The inexorable “bigger is better” economic logic of consolidation that has reshaped much of the fixed-wing side of aviation is now beginning to emerge in the rotary-wing world as well. In what has been one of the helicopter industry’s worst-kept secrets in recent months, publicly held aeromed transport leader Air Methods has agreed to purchase 100 percent of Rocky Mountain Holdings (RMH), operator of Rocky Mountain Helicopters, itself one of the largest aeromed transport operations in America.

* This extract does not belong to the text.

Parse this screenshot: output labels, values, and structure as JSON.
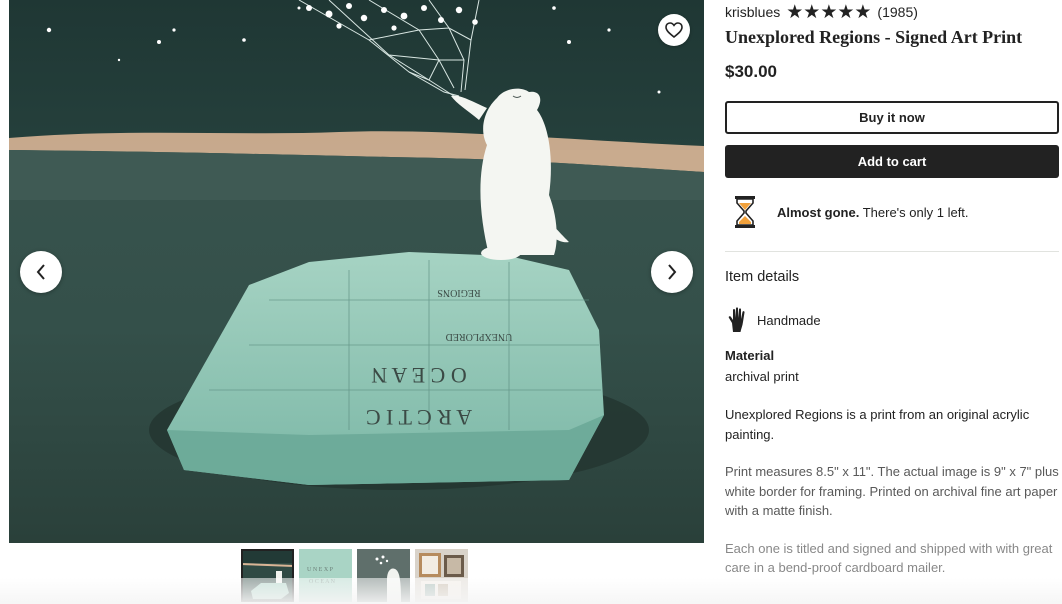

The deal calls for a cash purchase price of $28 million, due at closing. Air Methods plans to finance the deal via issuance of a combination of senior and unsecured subordinated notes to a third party. An additional $2.6 million in possible earn-out provisions would also be payable over the next few years. Closing details were still being worked out at press time, with final closure of the deal anticipated as early as August 31 but no later than October 31.
Combining the aeromedical operations of the two companies would result in an aeromed super-operator with bases in 31 states and fielding a fleet of 136 helicopters and 19 fixed-wing aircraft. Headquartered in Provo, Utah, RMH has a significant maintenance and overhaul facility in that city, as well as in Greenville, N.C. RMH also maintains a national dispatch and communications center in Omaha, Neb. Those assets are also part of the deal. Audited financial results for RMH’s last fiscal year (ended last December 31) reflect a net income of $2.6 million from revenues of $8 million.

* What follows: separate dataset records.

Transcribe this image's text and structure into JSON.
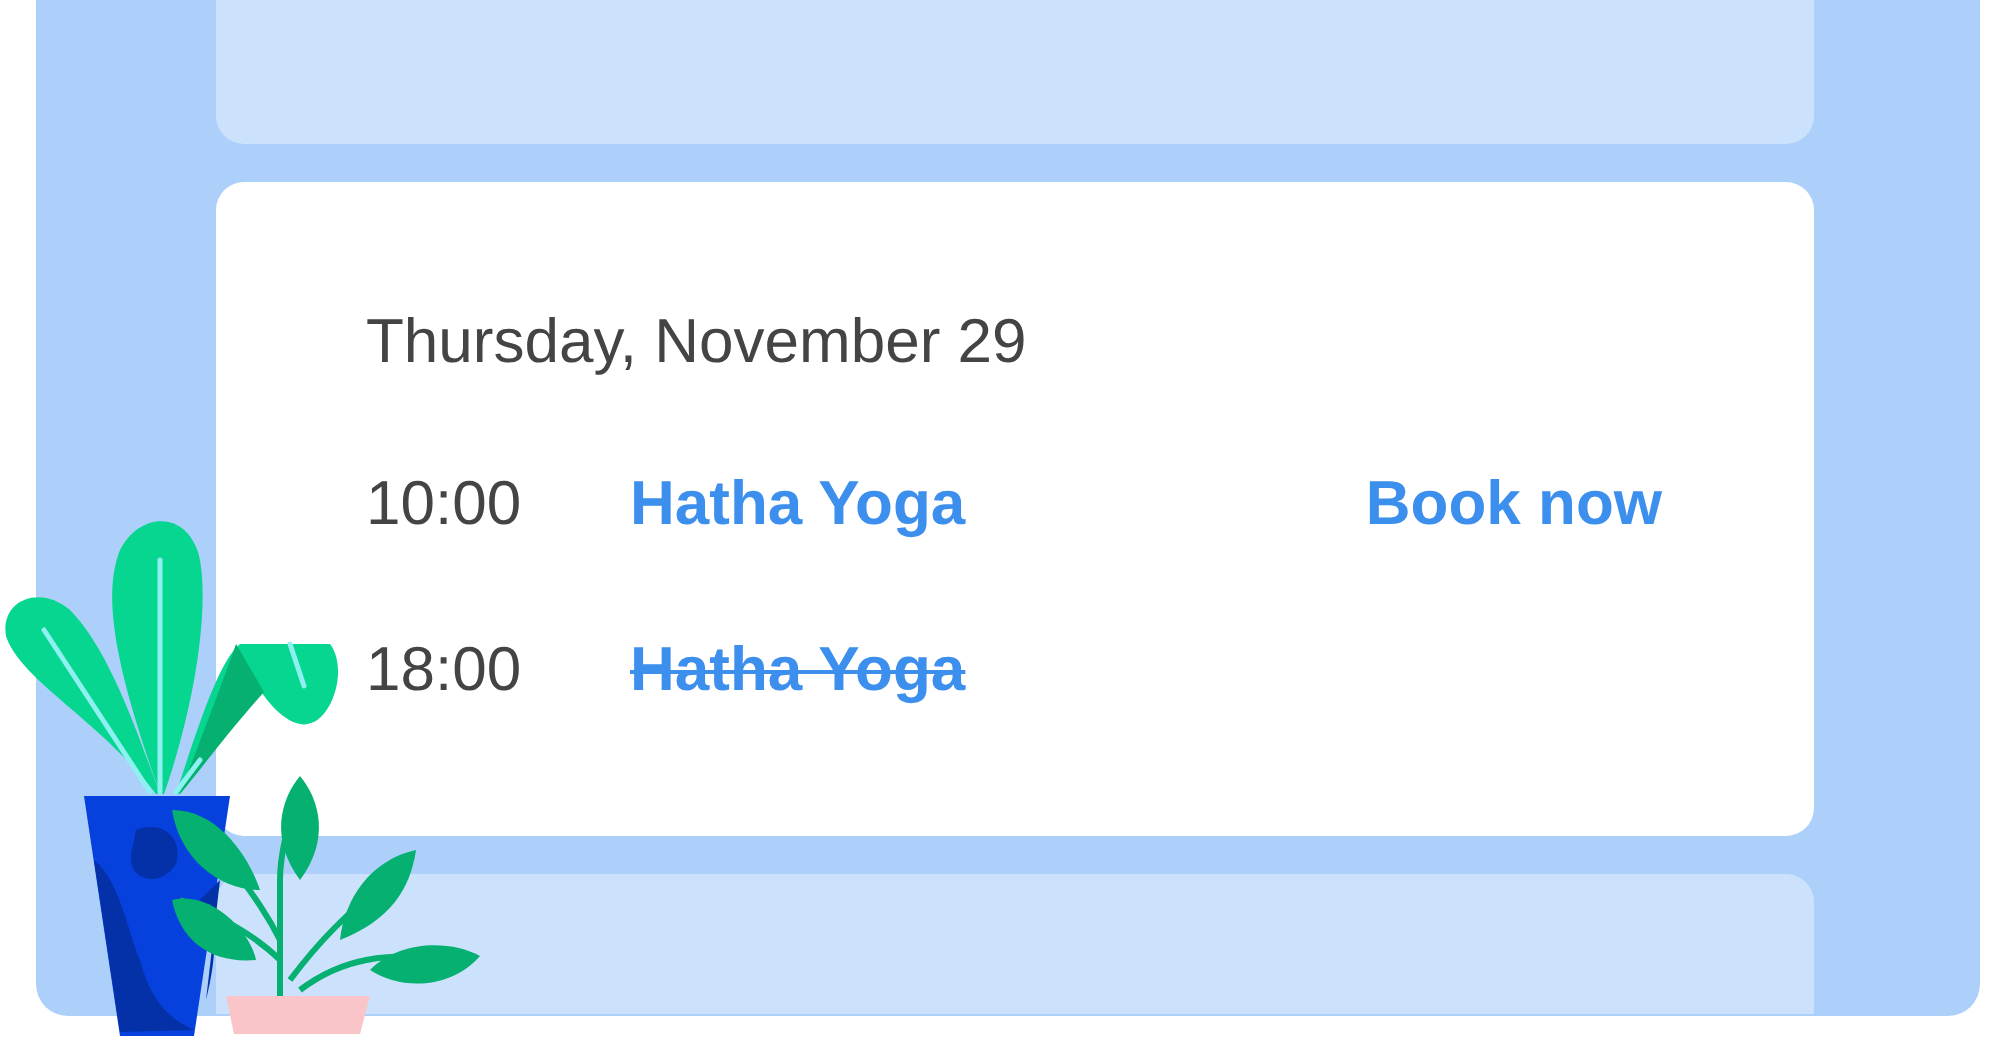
{
  "schedule": {
    "date": "Thursday, November 29",
    "sessions": [
      {
        "time": "10:00",
        "title": "Hatha Yoga",
        "cancelled": false,
        "action": "Book now"
      },
      {
        "time": "18:00",
        "title": "Hatha Yoga",
        "cancelled": true
      }
    ]
  }
}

The RMH buyout marks another triumph for Air Methods, which has enjoyed unprecedented growth over the past three years, a time in which revenues have mounted at an average 25 percent annually, to $98.4 million, and profits have grown by 169 percent, currently standing at $7.7 million. Aside from its chain of aeromed operations, Air Methods clinched a potential $200 million deal with the U.S. Army calling for quick-change aeromed kits for its fleet of UH-60 Black Hawks. These kits can transform a Black Hawk cabin into an aeromed intensive-care unit in what Air Methods claims is just minutes.

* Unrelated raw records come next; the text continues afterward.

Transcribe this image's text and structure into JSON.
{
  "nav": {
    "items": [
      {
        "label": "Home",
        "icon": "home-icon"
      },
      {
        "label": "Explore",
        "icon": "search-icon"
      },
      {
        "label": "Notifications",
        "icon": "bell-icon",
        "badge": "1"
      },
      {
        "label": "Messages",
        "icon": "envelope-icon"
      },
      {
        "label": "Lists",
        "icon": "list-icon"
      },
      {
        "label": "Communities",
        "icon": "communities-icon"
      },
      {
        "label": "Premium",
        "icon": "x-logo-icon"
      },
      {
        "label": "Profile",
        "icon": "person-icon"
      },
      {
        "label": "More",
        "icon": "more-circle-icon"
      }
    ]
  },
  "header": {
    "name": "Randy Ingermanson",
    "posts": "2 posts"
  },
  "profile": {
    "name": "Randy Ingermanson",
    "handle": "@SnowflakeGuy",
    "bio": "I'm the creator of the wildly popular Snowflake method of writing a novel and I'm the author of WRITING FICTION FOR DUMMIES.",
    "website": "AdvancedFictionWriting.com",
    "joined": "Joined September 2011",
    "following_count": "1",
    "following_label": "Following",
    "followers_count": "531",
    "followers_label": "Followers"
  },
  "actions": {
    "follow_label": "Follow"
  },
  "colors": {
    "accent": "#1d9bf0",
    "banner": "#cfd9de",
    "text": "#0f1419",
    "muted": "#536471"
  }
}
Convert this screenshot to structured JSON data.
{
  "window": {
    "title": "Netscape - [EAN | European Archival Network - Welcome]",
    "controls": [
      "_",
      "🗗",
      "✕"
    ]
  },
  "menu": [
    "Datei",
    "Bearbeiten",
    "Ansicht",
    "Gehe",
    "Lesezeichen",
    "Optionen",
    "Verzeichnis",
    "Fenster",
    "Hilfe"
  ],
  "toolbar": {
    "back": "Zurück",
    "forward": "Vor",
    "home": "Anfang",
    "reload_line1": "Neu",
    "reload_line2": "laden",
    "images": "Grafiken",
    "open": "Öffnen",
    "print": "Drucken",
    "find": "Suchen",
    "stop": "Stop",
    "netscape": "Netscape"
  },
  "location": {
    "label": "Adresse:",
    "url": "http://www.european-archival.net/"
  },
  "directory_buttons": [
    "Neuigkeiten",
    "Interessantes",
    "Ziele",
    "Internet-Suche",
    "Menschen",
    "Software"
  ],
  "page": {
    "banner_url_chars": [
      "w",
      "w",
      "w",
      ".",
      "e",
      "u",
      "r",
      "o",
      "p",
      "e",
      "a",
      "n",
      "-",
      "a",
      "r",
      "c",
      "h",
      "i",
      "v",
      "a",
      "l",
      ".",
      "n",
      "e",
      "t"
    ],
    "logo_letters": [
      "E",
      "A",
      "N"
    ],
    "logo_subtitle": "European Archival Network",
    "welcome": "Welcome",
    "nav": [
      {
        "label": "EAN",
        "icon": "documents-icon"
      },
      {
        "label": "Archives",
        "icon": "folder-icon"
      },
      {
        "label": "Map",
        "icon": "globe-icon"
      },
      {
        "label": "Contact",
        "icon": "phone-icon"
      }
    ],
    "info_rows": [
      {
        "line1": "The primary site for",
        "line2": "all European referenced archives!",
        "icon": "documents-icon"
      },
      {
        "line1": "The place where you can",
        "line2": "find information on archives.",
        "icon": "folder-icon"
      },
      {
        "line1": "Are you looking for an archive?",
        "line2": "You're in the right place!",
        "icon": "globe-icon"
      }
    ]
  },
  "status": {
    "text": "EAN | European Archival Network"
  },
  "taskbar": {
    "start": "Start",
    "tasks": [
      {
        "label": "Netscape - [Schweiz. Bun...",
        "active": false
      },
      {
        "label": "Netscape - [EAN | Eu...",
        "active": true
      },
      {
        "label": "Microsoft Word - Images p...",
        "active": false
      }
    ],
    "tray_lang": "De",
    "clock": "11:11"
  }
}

The other key to Air Methods’ nationwide growth strategy could be likened to the hub-and-spoke concept favored by the airlines. Traditionally, Air Methods buys competitors within a given region, then ties them together in a regional network of outlying clinics and major city hospitals. It provides a vertically integrated package to the client, often a group of hospitals with varying specialties. This cooperative approach cuts costs and makes the most out of such capital-intensive resources as helicopters.